Scientific curator: John-Dylan Haynes (M&B faculty member)

Exhibition at Bundeskunsthalle Bonn. Open until Sunday 26 June 2022.


If the human brain were so simple that we could understand it, we would be so simple that we couldn’t.
(Emerson Pugh, 1977)


John-Dylan Haynes, director of the Berlin Center for Advanced Neuroimaging at Charité, member of the Bernstein Center for Computational Neuroscience, of the Cluster Science of Intelligence, the Einstein Center for Neurosciences, and the Berlin School of Mind and Brain, is the scientific curator of this exhibition.

The exhibition features 300 works of art from different periods that pertain to art, the brain and science, including fascinating originals by Ramon y Cajal and Korbinian Brodmann. All in all the exhibition covers 2000 years of thinking about the brain.

Here, you will find AR and 3D web experiences of the exhibition (for all of you who cannot go to Bonn):
www.gehirn.art

Also, there is a long interview with John-Dylan Haynes in the introductory film to the exhibition (in German) - the film gives a very interesting guided tour to the exhibition, in very clear language, along 5 leading questions covered by the show, and it is interesting for the pictures from the exhibition alone:
https://www.bundeskunsthalle.de/en/gehirn.html

The Brain.
In Art & Science

Bundeskunsthalle Bonn (until Sunday, 26 June 2022)

What is the brain: control center, supercomputer, locus of the self?
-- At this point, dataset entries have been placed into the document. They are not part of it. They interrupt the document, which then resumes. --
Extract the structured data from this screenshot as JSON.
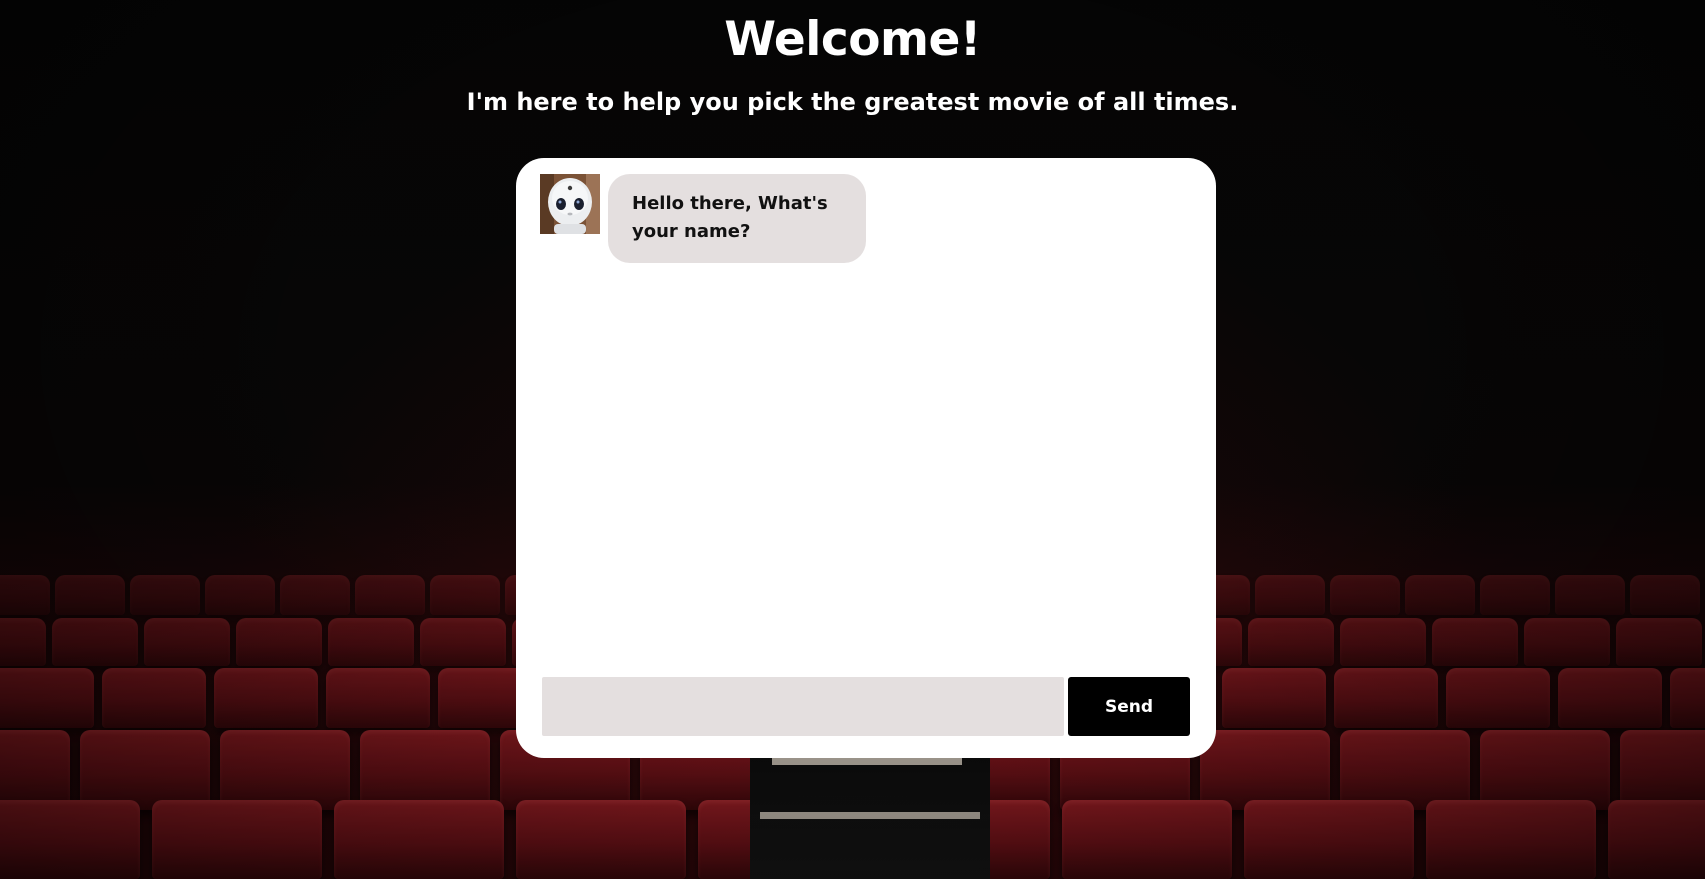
{
  "header": {
    "title": "Welcome!",
    "subtitle": "I'm here to help you pick the greatest movie of all times."
  },
  "chat": {
    "messages": [
      {
        "sender": "bot",
        "avatar_icon": "robot-avatar-icon",
        "text": "Hello there, What's your name?"
      }
    ],
    "input": {
      "value": "",
      "placeholder": ""
    },
    "send_label": "Send"
  },
  "colors": {
    "card_background": "#ffffff",
    "bubble_background": "#e4dfdf",
    "input_background": "#e4dfdf",
    "send_button_background": "#000000",
    "text_on_dark": "#ffffff",
    "seat_red": "#8e1c22"
  }
}
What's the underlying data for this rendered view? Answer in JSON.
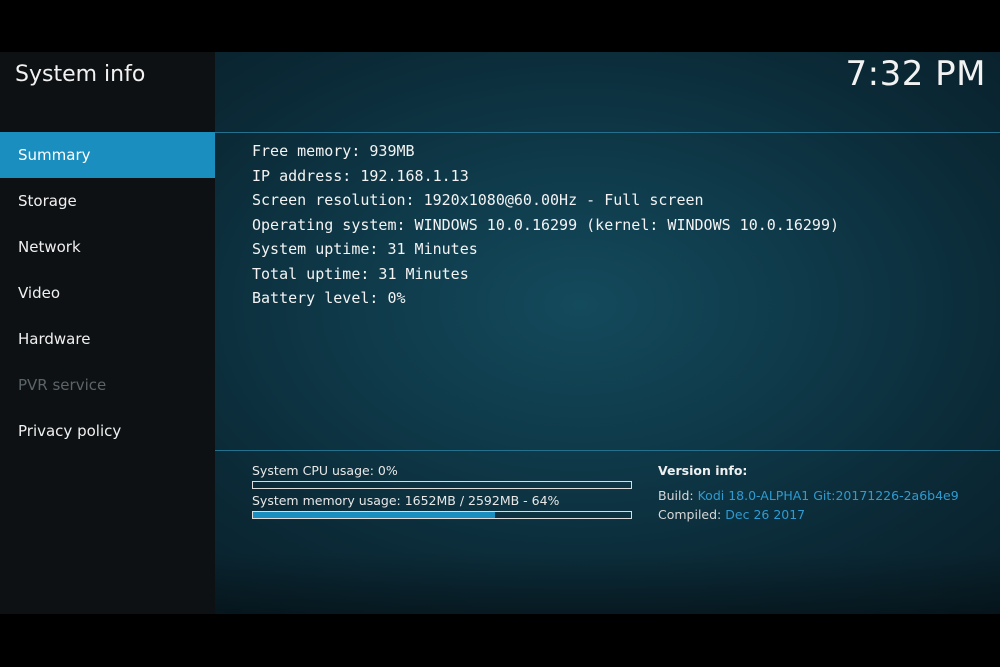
{
  "app": {
    "title": "System info",
    "clock": "7:32 PM"
  },
  "menu": {
    "items": [
      {
        "label": "Summary",
        "state": "active"
      },
      {
        "label": "Storage",
        "state": "normal"
      },
      {
        "label": "Network",
        "state": "normal"
      },
      {
        "label": "Video",
        "state": "normal"
      },
      {
        "label": "Hardware",
        "state": "normal"
      },
      {
        "label": "PVR service",
        "state": "disabled"
      },
      {
        "label": "Privacy policy",
        "state": "normal"
      }
    ]
  },
  "summary": {
    "lines": [
      "Free memory: 939MB",
      "IP address: 192.168.1.13",
      "Screen resolution: 1920x1080@60.00Hz - Full screen",
      "Operating system: WINDOWS 10.0.16299 (kernel: WINDOWS 10.0.16299)",
      "System uptime: 31 Minutes",
      "Total uptime: 31 Minutes",
      "Battery level: 0%"
    ]
  },
  "usage": {
    "cpu_label": "System CPU usage: 0%",
    "cpu_percent": 0,
    "memory_label": "System memory usage: 1652MB / 2592MB - 64%",
    "memory_percent": 64
  },
  "version": {
    "title": "Version info:",
    "build_label": "Build:",
    "build_value": "Kodi 18.0-ALPHA1 Git:20171226-2a6b4e9",
    "compiled_label": "Compiled:",
    "compiled_value": "Dec 26 2017"
  },
  "colors": {
    "accent": "#1a8fbf",
    "link": "#2f9bd0",
    "sidebar_bg": "#0d1114"
  }
}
One thing is certain: it is one of the last great mysteries of the human body. Brain research is constantly delivering new insights, but it also continues to face a great many unresolved questions. Not least because of this, the human brain inspires a wealth of speculation and hypotheses - not only on the part of scientists but also among artists. Uncharted territory offers space for fictions and fantasies as well as for bold theories.

In this exhibition, art, cultural history and science converge to create an intriguingly multifaceted panorama. In addition to brain research and neurology, philosophy, religion, the history of medicine and psychology have their say. The interdisciplinary dialogue constitutes a deliberate experiment with the aim of approaching the brain from different directions.